Réponse apportée en séance publique le 23/10/2018

Mme Nathalie Delattre. Madame la présidente, monsieur le ministre – cher Didier Guillaume –, mes chers collègues, je souhaite vous parler aujourd'hui de l'avenir du dispositif d'exonération pour l'emploi des travailleurs occasionnels agricoles, le désormais fameux TODE.

Il y a quelques jours, monsieur le ministre, ici même, dans l'hémicycle du Sénat et au nom du groupe du RDSE, vous interpelliez très justement le Gouvernement, lui rappelant qu'en supprimant l'exonération des charges patronales sur les emplois saisonniers il signait la fin de l'agriculture, en particulier de la petite agriculture, ainsi que, ajouterai-je même, de la viticulture.

Vous souteniez que cette mesure était inacceptable, qu'elle constituait une erreur monumentale pour les 900 000 personnes concernées, qu'elle représenterait une augmentation de 1,40 euro par heure et par salarié au SMIC. Pour les agriculteurs, cette mesure entraînerait une chute de revenus d'environ 15 000 euros par an, soit, souvent, la totalité de leur rémunération.

Face à cela, le projet de loi de financement de la sécurité sociale pour 2019, préparé par l'équipe qui vous a précédé, a été présenté devant l'Assemblée nationale sans modification, sans que les engagements entendus çà et là lors de visites de terrain de ministres soient traduits concrètement par la présentation d'une nouvelle exonération permettant de réparer pareille injustice.

Devant cette promesse non tenue, une majorité de nos collègues députés ont adopté un amendement visant à rétablir le TODE, contre l'avis du Gouvernement.

Ma question est la suivante : quelle sortie de crise allez-vous proposer à la représentation nationale dans le cadre du projet de loi de financement de la sécurité sociale pour 2019 ? Souhaitez-vous conserver le dispositif existant, l'adapter, ou bien en inventer un nouveau ?

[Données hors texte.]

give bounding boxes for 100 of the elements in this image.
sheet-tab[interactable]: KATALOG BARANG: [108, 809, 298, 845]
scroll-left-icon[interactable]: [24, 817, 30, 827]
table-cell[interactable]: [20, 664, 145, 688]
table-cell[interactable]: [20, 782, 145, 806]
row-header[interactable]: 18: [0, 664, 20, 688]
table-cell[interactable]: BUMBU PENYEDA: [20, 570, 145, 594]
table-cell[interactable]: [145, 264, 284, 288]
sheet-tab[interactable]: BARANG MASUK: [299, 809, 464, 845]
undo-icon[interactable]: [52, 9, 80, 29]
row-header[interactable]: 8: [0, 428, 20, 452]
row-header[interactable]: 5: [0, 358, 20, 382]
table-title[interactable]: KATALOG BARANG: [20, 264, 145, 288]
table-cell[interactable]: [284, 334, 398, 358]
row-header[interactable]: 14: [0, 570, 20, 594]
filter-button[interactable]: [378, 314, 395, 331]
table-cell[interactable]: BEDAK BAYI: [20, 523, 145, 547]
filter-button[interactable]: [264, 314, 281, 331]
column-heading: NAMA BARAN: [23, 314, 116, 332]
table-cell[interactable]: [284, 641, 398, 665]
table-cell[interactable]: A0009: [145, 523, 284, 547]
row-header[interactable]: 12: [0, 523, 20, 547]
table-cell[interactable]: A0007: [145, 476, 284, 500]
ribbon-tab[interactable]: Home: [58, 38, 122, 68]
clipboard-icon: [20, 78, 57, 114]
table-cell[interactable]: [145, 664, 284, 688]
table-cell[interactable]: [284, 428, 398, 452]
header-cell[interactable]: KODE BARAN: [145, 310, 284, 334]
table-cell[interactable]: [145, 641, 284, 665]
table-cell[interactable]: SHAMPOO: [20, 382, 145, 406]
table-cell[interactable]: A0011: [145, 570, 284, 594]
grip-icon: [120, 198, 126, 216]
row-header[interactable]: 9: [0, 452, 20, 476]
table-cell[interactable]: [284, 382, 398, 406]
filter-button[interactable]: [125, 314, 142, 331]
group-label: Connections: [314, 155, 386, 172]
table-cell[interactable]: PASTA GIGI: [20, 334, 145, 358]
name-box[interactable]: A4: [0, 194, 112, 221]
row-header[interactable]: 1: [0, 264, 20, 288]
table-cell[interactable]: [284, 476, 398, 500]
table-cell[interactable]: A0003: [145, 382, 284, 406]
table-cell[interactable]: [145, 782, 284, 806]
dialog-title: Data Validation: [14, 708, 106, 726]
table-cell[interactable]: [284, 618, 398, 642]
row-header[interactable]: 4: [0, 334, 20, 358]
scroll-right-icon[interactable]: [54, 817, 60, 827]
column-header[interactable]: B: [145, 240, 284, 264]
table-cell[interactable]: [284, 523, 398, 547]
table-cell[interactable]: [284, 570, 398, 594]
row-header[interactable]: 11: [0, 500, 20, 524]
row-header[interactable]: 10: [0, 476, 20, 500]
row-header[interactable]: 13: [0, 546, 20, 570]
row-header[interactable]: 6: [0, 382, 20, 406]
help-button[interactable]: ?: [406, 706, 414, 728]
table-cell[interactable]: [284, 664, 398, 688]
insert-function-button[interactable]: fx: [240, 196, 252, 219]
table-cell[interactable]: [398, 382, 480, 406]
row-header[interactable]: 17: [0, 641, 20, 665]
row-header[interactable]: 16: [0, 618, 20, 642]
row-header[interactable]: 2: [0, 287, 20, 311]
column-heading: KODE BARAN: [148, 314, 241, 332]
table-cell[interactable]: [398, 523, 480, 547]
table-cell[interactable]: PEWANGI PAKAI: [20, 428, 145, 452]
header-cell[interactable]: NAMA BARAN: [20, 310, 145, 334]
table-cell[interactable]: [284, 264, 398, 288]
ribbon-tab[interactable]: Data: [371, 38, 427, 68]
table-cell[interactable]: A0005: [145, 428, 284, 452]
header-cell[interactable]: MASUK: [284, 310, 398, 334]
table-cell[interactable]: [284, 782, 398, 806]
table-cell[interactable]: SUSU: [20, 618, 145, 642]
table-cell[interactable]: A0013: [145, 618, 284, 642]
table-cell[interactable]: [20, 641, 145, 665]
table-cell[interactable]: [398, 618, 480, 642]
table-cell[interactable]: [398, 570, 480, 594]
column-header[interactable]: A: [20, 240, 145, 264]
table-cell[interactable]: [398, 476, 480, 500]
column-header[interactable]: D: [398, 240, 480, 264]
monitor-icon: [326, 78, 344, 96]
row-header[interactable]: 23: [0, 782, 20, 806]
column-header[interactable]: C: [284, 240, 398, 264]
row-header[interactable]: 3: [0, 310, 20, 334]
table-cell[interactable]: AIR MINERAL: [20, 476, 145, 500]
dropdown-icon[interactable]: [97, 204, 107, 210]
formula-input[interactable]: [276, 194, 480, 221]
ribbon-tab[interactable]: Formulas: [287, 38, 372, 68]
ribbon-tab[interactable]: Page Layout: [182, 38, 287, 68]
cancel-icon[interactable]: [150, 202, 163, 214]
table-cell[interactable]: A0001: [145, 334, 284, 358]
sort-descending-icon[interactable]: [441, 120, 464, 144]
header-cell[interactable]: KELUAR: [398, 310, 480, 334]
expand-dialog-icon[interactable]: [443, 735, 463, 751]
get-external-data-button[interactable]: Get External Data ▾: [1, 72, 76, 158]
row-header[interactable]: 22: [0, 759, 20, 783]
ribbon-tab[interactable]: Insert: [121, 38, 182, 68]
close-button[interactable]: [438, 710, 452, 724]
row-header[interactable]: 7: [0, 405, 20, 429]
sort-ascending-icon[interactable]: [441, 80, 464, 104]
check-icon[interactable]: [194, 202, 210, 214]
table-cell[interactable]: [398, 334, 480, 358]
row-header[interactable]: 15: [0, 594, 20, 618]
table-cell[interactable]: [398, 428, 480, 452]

Monsieur le ministre, les agriculteurs et les viticulteurs connaissent votre combat à leurs côtés depuis vingt-six ans que vous êtes élu. Ils espèrent beaucoup de vous ; ils espèrent que vous remporterez encore de nombreux combats pour eux, à commencer par celui-ci.

Mme la présidente. La parole est à M. le ministre de l'agriculture et de l'alimentation.

M. Didier Guillaume, ministre de l'agriculture et de l'alimentation. Madame la présidente, permettez-moi d'abord de souligner combien je suis heureux que ma première intervention au Parlement en tant que membre du Gouvernement ait lieu, ce matin, au Sénat.

Madame la sénatrice Delattre, vous évoquez un sujet très important, celui du TODE, rappelant mon intervention effectuée voilà quelque temps sur ces mêmes travées.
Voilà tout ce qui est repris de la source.